The study focused on common objects and categories, deliberately avoiding specialized categories like faces that have been studied extensively in previous infant research. While researchers could measure consistent patterns across groups of babies, individual infants showed variable responses, particularly in lateral visual regions. The study included both full-term infants and some born prematurely who spent time in neonatal intensive care, though results were validated in the full-term group alone. Motion during scanning remains a challenge with infant populations, requiring strict quality control procedures that excluded some collected data. The measurements capture brain activity at specific timepoints but cannot determine exactly when during the first two months these representations emerge.

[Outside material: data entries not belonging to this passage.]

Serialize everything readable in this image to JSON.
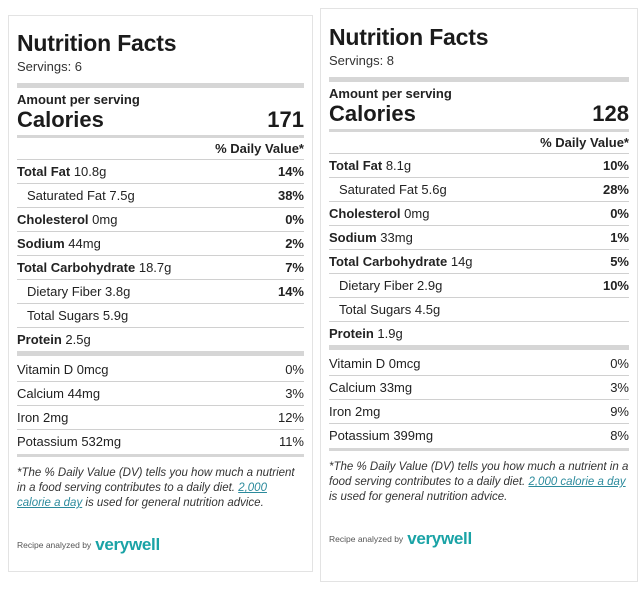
{
  "left": {
    "title": "Nutrition Facts",
    "servings": "Servings: 6",
    "amount_label": "Amount per serving",
    "calories_label": "Calories",
    "calories_value": "171",
    "dv_header": "% Daily Value*",
    "nutrients": [
      {
        "name": "Total Fat",
        "amount": "10.8g",
        "dv": "14%"
      },
      {
        "name": "Saturated Fat",
        "amount": "7.5g",
        "dv": "38%"
      },
      {
        "name": "Cholesterol",
        "amount": "0mg",
        "dv": "0%"
      },
      {
        "name": "Sodium",
        "amount": "44mg",
        "dv": "2%"
      },
      {
        "name": "Total Carbohydrate",
        "amount": "18.7g",
        "dv": "7%"
      },
      {
        "name": "Dietary Fiber",
        "amount": "3.8g",
        "dv": "14%"
      },
      {
        "name": "Total Sugars",
        "amount": "5.9g",
        "dv": ""
      },
      {
        "name": "Protein",
        "amount": "2.5g",
        "dv": ""
      }
    ],
    "vitamins": [
      {
        "name": "Vitamin D",
        "amount": "0mcg",
        "dv": "0%"
      },
      {
        "name": "Calcium",
        "amount": "44mg",
        "dv": "3%"
      },
      {
        "name": "Iron",
        "amount": "2mg",
        "dv": "12%"
      },
      {
        "name": "Potassium",
        "amount": "532mg",
        "dv": "11%"
      }
    ],
    "footnote_1": "*The % Daily Value (DV) tells you how much a nutrient in a food serving contributes to a daily diet. ",
    "footnote_link": "2,000 calorie a day",
    "footnote_2": " is used for general nutrition advice.",
    "analyzed_by": "Recipe analyzed by",
    "brand": "verywell"
  },
  "right": {
    "title": "Nutrition Facts",
    "servings": "Servings: 8",
    "amount_label": "Amount per serving",
    "calories_label": "Calories",
    "calories_value": "128",
    "dv_header": "% Daily Value*",
    "nutrients": [
      {
        "name": "Total Fat",
        "amount": "8.1g",
        "dv": "10%"
      },
      {
        "name": "Saturated Fat",
        "amount": "5.6g",
        "dv": "28%"
      },
      {
        "name": "Cholesterol",
        "amount": "0mg",
        "dv": "0%"
      },
      {
        "name": "Sodium",
        "amount": "33mg",
        "dv": "1%"
      },
      {
        "name": "Total Carbohydrate",
        "amount": "14g",
        "dv": "5%"
      },
      {
        "name": "Dietary Fiber",
        "amount": "2.9g",
        "dv": "10%"
      },
      {
        "name": "Total Sugars",
        "amount": "4.5g",
        "dv": ""
      },
      {
        "name": "Protein",
        "amount": "1.9g",
        "dv": ""
      }
    ],
    "vitamins": [
      {
        "name": "Vitamin D",
        "amount": "0mcg",
        "dv": "0%"
      },
      {
        "name": "Calcium",
        "amount": "33mg",
        "dv": "3%"
      },
      {
        "name": "Iron",
        "amount": "2mg",
        "dv": "9%"
      },
      {
        "name": "Potassium",
        "amount": "399mg",
        "dv": "8%"
      }
    ],
    "footnote_1": "*The % Daily Value (DV) tells you how much a nutrient in a food serving contributes to a daily diet. ",
    "footnote_link": "2,000 calorie a day",
    "footnote_2": " is used for general nutrition advice.",
    "analyzed_by": "Recipe analyzed by",
    "brand": "verywell"
  }
}
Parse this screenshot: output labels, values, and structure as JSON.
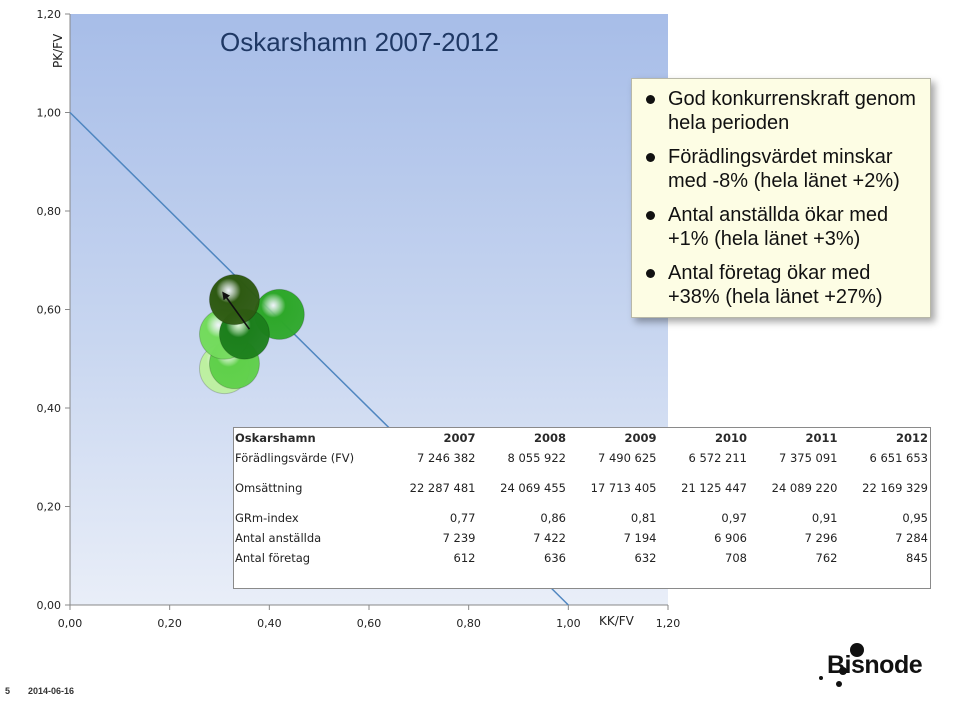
{
  "chart_data": {
    "type": "scatter",
    "title": "Oskarshamn 2007-2012",
    "xlabel": "KK/FV",
    "ylabel": "PK/FV",
    "xlim": [
      0,
      1.2
    ],
    "ylim": [
      0,
      1.2
    ],
    "x_ticks": [
      "0,00",
      "0,20",
      "0,40",
      "0,60",
      "0,80",
      "1,00",
      "1,20"
    ],
    "y_ticks": [
      "0,00",
      "0,20",
      "0,40",
      "0,60",
      "0,80",
      "1,00",
      "1,20"
    ],
    "grid": false,
    "reference_line": {
      "from": [
        0,
        1.0
      ],
      "to": [
        1.0,
        0
      ]
    },
    "points": [
      {
        "year": "2007",
        "x": 0.31,
        "y": 0.48,
        "color": "#bdf0a0"
      },
      {
        "year": "2008",
        "x": 0.33,
        "y": 0.49,
        "color": "#5fd04a"
      },
      {
        "year": "2009",
        "x": 0.31,
        "y": 0.55,
        "color": "#73db5c"
      },
      {
        "year": "2010",
        "x": 0.42,
        "y": 0.59,
        "color": "#2ea82a"
      },
      {
        "year": "2011",
        "x": 0.35,
        "y": 0.55,
        "color": "#1c7f1c"
      },
      {
        "year": "2012",
        "x": 0.33,
        "y": 0.62,
        "color": "#2e5a12"
      }
    ],
    "arrow": {
      "from": [
        0.36,
        0.56
      ],
      "to": [
        0.31,
        0.63
      ]
    }
  },
  "colors": {
    "plot_bg_top": "#a7bde8",
    "plot_bg_bottom": "#e9eef8",
    "line": "#4f86c0",
    "title": "#1f3864"
  },
  "callout": {
    "items": [
      "God konkurrenskraft genom hela perioden",
      "Förädlingsvärdet minskar med -8% (hela länet +2%)",
      "Antal anställda ökar med +1% (hela länet +3%)",
      "Antal företag ökar med +38% (hela länet +27%)"
    ]
  },
  "table": {
    "header": [
      "Oskarshamn",
      "2007",
      "2008",
      "2009",
      "2010",
      "2011",
      "2012"
    ],
    "rows": [
      [
        "Förädlingsvärde (FV)",
        "7 246 382",
        "8 055 922",
        "7 490 625",
        "6 572 211",
        "7 375 091",
        "6 651 653"
      ],
      [
        "Omsättning",
        "22 287 481",
        "24 069 455",
        "17 713 405",
        "21 125 447",
        "24 089 220",
        "22 169 329"
      ],
      [
        "GRm-index",
        "0,77",
        "0,86",
        "0,81",
        "0,97",
        "0,91",
        "0,95"
      ],
      [
        "Antal anställda",
        "7 239",
        "7 422",
        "7 194",
        "6 906",
        "7 296",
        "7 284"
      ],
      [
        "Antal företag",
        "612",
        "636",
        "632",
        "708",
        "762",
        "845"
      ]
    ]
  },
  "footer": {
    "page": "5",
    "date": "2014-06-16"
  },
  "logo": {
    "text": "Bisnode"
  }
}
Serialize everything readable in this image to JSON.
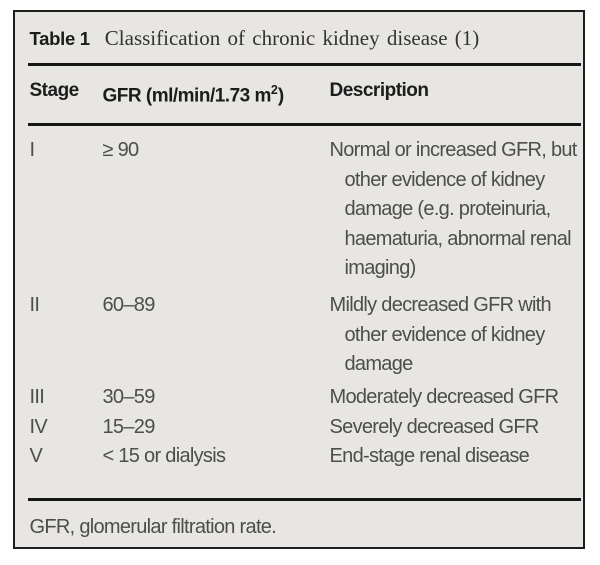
{
  "table": {
    "label": "Table 1",
    "title": "Classification of chronic kidney disease (1)",
    "columns": {
      "stage": "Stage",
      "gfr_prefix": "GFR (ml/min/1.73 m",
      "gfr_sup": "2",
      "gfr_suffix": ")",
      "description": "Description"
    },
    "rows": [
      {
        "stage": "I",
        "gfr": "≥ 90",
        "desc_lines": [
          "Normal or increased GFR, but",
          "other evidence of kidney",
          "damage (e.g. proteinuria,",
          "haematuria, abnormal renal",
          "imaging)"
        ]
      },
      {
        "stage": "II",
        "gfr": "60–89",
        "desc_lines": [
          "Mildly decreased GFR with",
          "other evidence of kidney",
          "damage"
        ]
      },
      {
        "stage": "III",
        "gfr": "30–59",
        "desc_lines": [
          "Moderately decreased GFR"
        ]
      },
      {
        "stage": "IV",
        "gfr": "15–29",
        "desc_lines": [
          "Severely decreased GFR"
        ]
      },
      {
        "stage": "V",
        "gfr": "< 15 or dialysis",
        "desc_lines": [
          "End-stage renal disease"
        ]
      }
    ],
    "footnote": "GFR, glomerular filtration rate."
  },
  "colors": {
    "card_background": "#e7e6e3",
    "border": "#1d1d1d",
    "rule": "#161616",
    "heading_text": "#1c1c1c",
    "body_text": "#4d4d4d",
    "title_text": "#333333"
  }
}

The sample size decreased at the 9-month follow-up as some families chose not to continue participation.

Funding and Disclosures

This work was funded by European Research Council Advanced Grant ERC-2017-ADG, FOUNDCOG, 787981, Irish Research Council grants GOIPG/2021/223 and GOIPG/2023/2479, MSCA-IF ‘InterPlay’ 891535, Science Foundation Ireland SFI RC-17/RCPhD/3482-RCPhD and Research Ireland 22/FFP-A/11050. The authors declare no competing interests.

Publication Details

The study “Infants have rich visual categories in ventrotemporal cortex at 2 months of age” was authored by Cliona O’Doherty, Áine T. Dineen, Anna Truzzi, Graham King, Lorijn Zaadnoordijk, Keelin Harrison, Enna-Louise D’Arcy, Jessica White, Chiara Caldinelli, Tamrin Holloway, Anna Kravchenko, Jörn Diedrichsen, Ailbhe Tarrant, Angela T. Byrne, Adrienne Foran, Eleanor J. Molloy, and Rhodri Cusack from Trinity College Institute of Neuroscience and collaborating institutions. The research was published in Nature Neuroscience on February 2, 2026. DOI: 10.1038/s41593-025-02187-8. The study received ethical approval from Trinity College Dublin School of Psychology Research Ethics Committee, the Rotunda Ethics Committee, and the Coombe Ethics Committee. Pseudo-anonymized imaging data from consenting participants are available at OpenNeuro (ds006883).